CNBC reported last week that either Lloyd Blankfein (Goldman CEO) and John Mack (Morgan Stanley CEO) have become close muckers all of a sudden, or they are cooking up a deal of some kind (on the basis that there's just not enough room for two former pure investment banks anymore). The news agency has learned that the two executives have been having dinner 'regularly' since Lehman Brothers went belly-up in September, prompting speculation that they talking merger. Here is The City thinks it's more likely, however, that they have simply been talking about the 'good old days', when they both managed profitable businesses with large market caps, and got paid huge bonuses just for showing up for work.
In the meantime, analysts expect both Goldman and Morgan Stanley to have had 'ugly' quarters in the fourth period (both firms closed their fiscal-fourth quarter at the end of November). Goldman is now expected to post its first quarterly loss since going public in 1999, while Morgan Stanley is also thought likely to writedown over $2bn and post another quarter of negative earnings.

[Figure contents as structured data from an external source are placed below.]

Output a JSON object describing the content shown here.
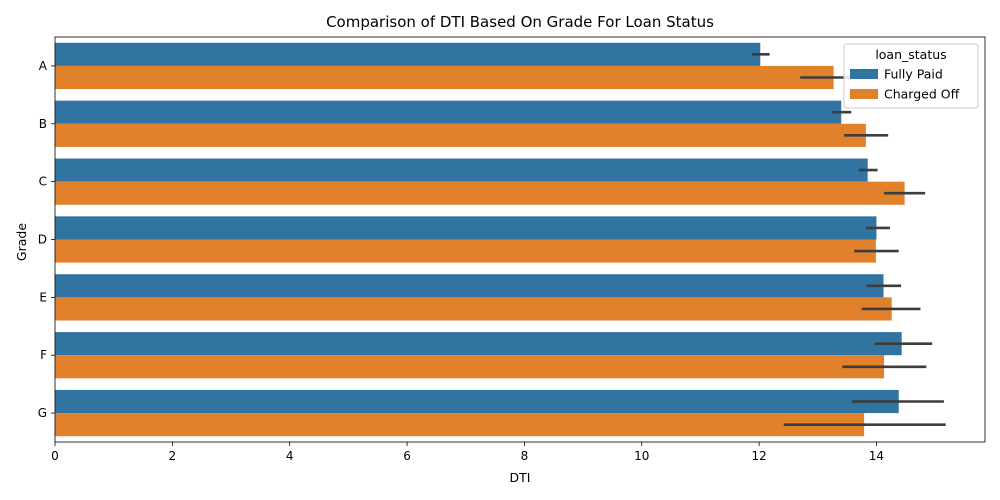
{
  "chart_data": {
    "type": "bar",
    "orientation": "horizontal",
    "title": "Comparison of DTI Based On Grade For Loan Status",
    "xlabel": "DTI",
    "ylabel": "Grade",
    "xlim": [
      0,
      15.85
    ],
    "xticks": [
      0,
      2,
      4,
      6,
      8,
      10,
      12,
      14
    ],
    "categories": [
      "A",
      "B",
      "C",
      "D",
      "E",
      "F",
      "G"
    ],
    "legend": {
      "title": "loan_status",
      "position": "top-right"
    },
    "grid": false,
    "series": [
      {
        "name": "Fully Paid",
        "color": "#3274a1",
        "values": [
          12.02,
          13.4,
          13.85,
          14.0,
          14.12,
          14.43,
          14.38
        ],
        "ci_low": [
          11.88,
          13.25,
          13.7,
          13.82,
          13.83,
          13.97,
          13.58
        ],
        "ci_high": [
          12.18,
          13.57,
          14.02,
          14.23,
          14.42,
          14.95,
          15.15
        ]
      },
      {
        "name": "Charged Off",
        "color": "#e1812c",
        "values": [
          13.27,
          13.82,
          14.48,
          13.99,
          14.26,
          14.13,
          13.79
        ],
        "ci_low": [
          12.7,
          13.45,
          14.13,
          13.62,
          13.75,
          13.42,
          12.42
        ],
        "ci_high": [
          13.82,
          14.2,
          14.83,
          14.38,
          14.75,
          14.85,
          15.18
        ]
      }
    ]
  }
}
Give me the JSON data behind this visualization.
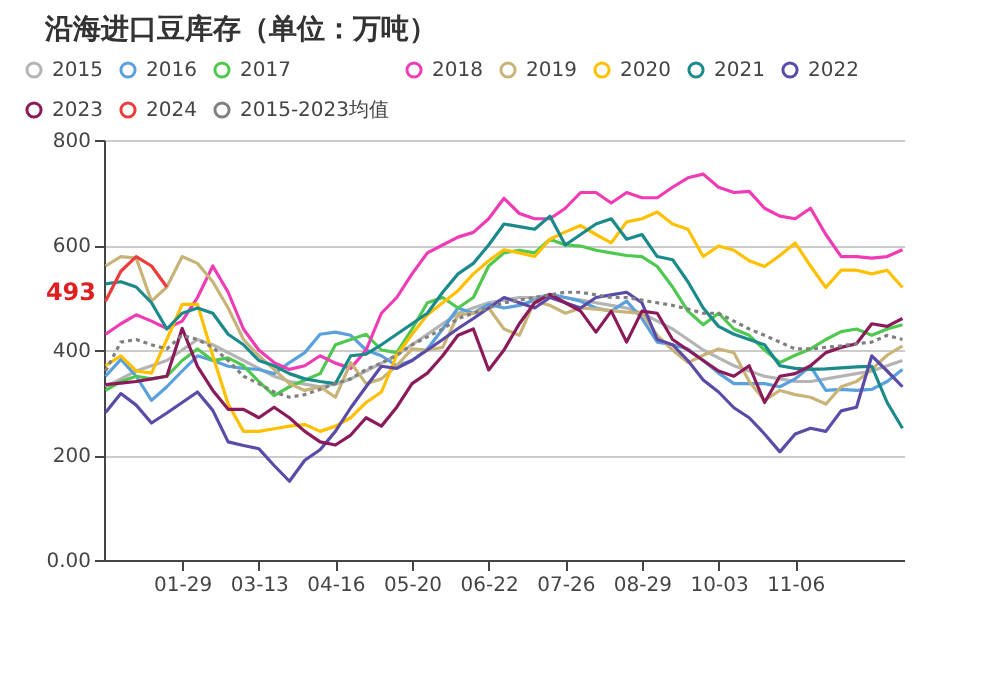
{
  "chart_data": {
    "type": "line",
    "title": "沿海进口豆库存（单位：万吨）",
    "categories": [
      null,
      null,
      null,
      null,
      null,
      "01-29",
      null,
      null,
      null,
      null,
      "03-13",
      null,
      null,
      null,
      null,
      "04-16",
      null,
      null,
      null,
      null,
      "05-20",
      null,
      null,
      null,
      null,
      "06-22",
      null,
      null,
      null,
      null,
      "07-26",
      null,
      null,
      null,
      null,
      "08-29",
      null,
      null,
      null,
      null,
      "10-03",
      null,
      null,
      null,
      null,
      "11-06",
      null,
      null,
      null,
      null,
      null,
      null,
      null
    ],
    "ylim": [
      0,
      800
    ],
    "yticks": [
      {
        "value": 0,
        "label": "0.00"
      },
      200,
      400,
      600,
      800
    ],
    "grid": "y",
    "legend": "top",
    "annotations": [
      "493"
    ],
    "series": [
      {
        "name": "2015",
        "color": "#b4b4b4",
        "values": [
          330,
          345,
          360,
          370,
          380,
          400,
          420,
          410,
          395,
          380,
          365,
          350,
          340,
          335,
          330,
          335,
          345,
          360,
          375,
          390,
          410,
          430,
          450,
          470,
          480,
          490,
          495,
          500,
          500,
          505,
          500,
          495,
          490,
          485,
          480,
          470,
          455,
          440,
          420,
          400,
          385,
          370,
          360,
          350,
          345,
          340,
          340,
          345,
          350,
          355,
          360,
          370,
          380
        ]
      },
      {
        "name": "2016",
        "color": "#5aa0dc",
        "values": [
          350,
          382,
          350,
          304,
          330,
          360,
          389,
          380,
          369,
          365,
          363,
          355,
          376,
          395,
          430,
          434,
          428,
          400,
          389,
          370,
          380,
          402,
          440,
          480,
          470,
          487,
          480,
          485,
          495,
          506,
          500,
          493,
          480,
          474,
          493,
          460,
          415,
          410,
          402,
          380,
          356,
          336,
          336,
          336,
          330,
          345,
          369,
          323,
          325,
          323,
          325,
          340,
          363
        ]
      },
      {
        "name": "2017",
        "color": "#50c850",
        "values": [
          323,
          340,
          350,
          345,
          350,
          380,
          402,
          380,
          385,
          370,
          340,
          313,
          330,
          343,
          355,
          410,
          420,
          430,
          400,
          395,
          440,
          490,
          500,
          480,
          500,
          560,
          585,
          590,
          585,
          611,
          600,
          598,
          590,
          585,
          580,
          578,
          559,
          520,
          474,
          448,
          470,
          440,
          428,
          400,
          376,
          390,
          402,
          420,
          435,
          440,
          428,
          440,
          448
        ]
      },
      {
        "name": "2018",
        "color": "#f03cb4",
        "values": [
          430,
          450,
          467,
          455,
          441,
          455,
          500,
          560,
          510,
          440,
          400,
          376,
          363,
          370,
          389,
          375,
          365,
          400,
          470,
          500,
          545,
          585,
          600,
          615,
          624,
          650,
          689,
          660,
          650,
          650,
          670,
          700,
          700,
          680,
          700,
          690,
          690,
          710,
          728,
          735,
          710,
          700,
          702,
          670,
          655,
          650,
          670,
          620,
          578,
          578,
          575,
          578,
          591
        ]
      },
      {
        "name": "2019",
        "color": "#c8b478",
        "values": [
          560,
          578,
          575,
          493,
          520,
          578,
          565,
          530,
          480,
          420,
          389,
          363,
          336,
          323,
          330,
          310,
          376,
          336,
          345,
          370,
          402,
          400,
          405,
          467,
          470,
          480,
          440,
          428,
          493,
          485,
          470,
          480,
          478,
          475,
          472,
          470,
          428,
          400,
          376,
          390,
          402,
          395,
          340,
          304,
          323,
          315,
          310,
          297,
          330,
          340,
          363,
          390,
          408
        ]
      },
      {
        "name": "2020",
        "color": "#ffc000",
        "values": [
          370,
          389,
          360,
          356,
          420,
          487,
          487,
          389,
          297,
          245,
          245,
          250,
          255,
          258,
          245,
          255,
          271,
          300,
          320,
          390,
          430,
          467,
          490,
          513,
          545,
          570,
          591,
          585,
          578,
          611,
          625,
          637,
          620,
          604,
          644,
          650,
          663,
          640,
          630,
          578,
          598,
          590,
          570,
          559,
          580,
          604,
          560,
          519,
          552,
          552,
          545,
          552,
          519
        ]
      },
      {
        "name": "2021",
        "color": "#1a8a8a",
        "values": [
          526,
          530,
          520,
          490,
          440,
          470,
          480,
          470,
          430,
          410,
          380,
          370,
          355,
          345,
          340,
          336,
          389,
          392,
          410,
          430,
          450,
          470,
          510,
          545,
          565,
          600,
          640,
          635,
          630,
          655,
          600,
          620,
          640,
          650,
          611,
          620,
          578,
          572,
          530,
          480,
          445,
          430,
          420,
          410,
          370,
          365,
          363,
          364,
          366,
          368,
          369,
          300,
          251
        ]
      },
      {
        "name": "2022",
        "color": "#5b4aa8",
        "values": [
          281,
          317,
          295,
          261,
          280,
          300,
          320,
          285,
          225,
          218,
          212,
          180,
          150,
          190,
          210,
          245,
          290,
          330,
          369,
          365,
          380,
          400,
          420,
          441,
          460,
          480,
          500,
          490,
          480,
          500,
          490,
          480,
          500,
          505,
          510,
          490,
          420,
          410,
          380,
          343,
          320,
          290,
          271,
          240,
          206,
          240,
          251,
          245,
          284,
          291,
          389,
          360,
          330
        ]
      },
      {
        "name": "2023",
        "color": "#8b1a5a",
        "values": [
          334,
          337,
          340,
          345,
          350,
          441,
          369,
          323,
          287,
          287,
          271,
          291,
          271,
          245,
          225,
          219,
          238,
          271,
          255,
          291,
          336,
          356,
          389,
          428,
          440,
          362,
          400,
          450,
          490,
          506,
          490,
          474,
          434,
          474,
          415,
          474,
          470,
          420,
          400,
          380,
          360,
          350,
          370,
          300,
          350,
          355,
          370,
          395,
          405,
          412,
          450,
          445,
          460
        ]
      },
      {
        "name": "2024",
        "color": "#ee3b3b",
        "values": [
          493,
          550,
          578,
          560,
          520,
          null,
          null,
          null,
          null,
          null,
          null,
          null,
          null,
          null,
          null,
          null,
          null,
          null,
          null,
          null,
          null,
          null,
          null,
          null,
          null,
          null,
          null,
          null,
          null,
          null,
          null,
          null,
          null,
          null,
          null,
          null,
          null,
          null,
          null,
          null,
          null,
          null,
          null,
          null,
          null,
          null,
          null,
          null,
          null,
          null,
          null,
          null,
          null
        ]
      },
      {
        "name": "2015-2023均值",
        "color": "#808080",
        "line_style": "dotted",
        "values": [
          360,
          415,
          420,
          410,
          402,
          428,
          420,
          405,
          380,
          350,
          336,
          320,
          310,
          315,
          325,
          336,
          345,
          363,
          375,
          390,
          410,
          425,
          440,
          460,
          470,
          480,
          490,
          495,
          500,
          505,
          510,
          510,
          505,
          500,
          500,
          495,
          490,
          485,
          478,
          470,
          470,
          455,
          440,
          428,
          415,
          402,
          402,
          405,
          408,
          412,
          415,
          428,
          420
        ]
      }
    ]
  }
}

What is interesting, however, is how these two once-mighty titans are going to respond to the new market realities. Goldman, it appears, will try to very much carry on as usual (MarketWatch quotes Blankfein, who last month said: 'Nothing that happened this year alters the core of what Goldman Sachs is. We won't stop doing the things that made us a leading investment bank'). Morgan Stanley, on the other hand, has applied for a national banking licence and is likely to build a retail brand to complement its traditional activities, while cutting back on risk, principal investing and prop trading.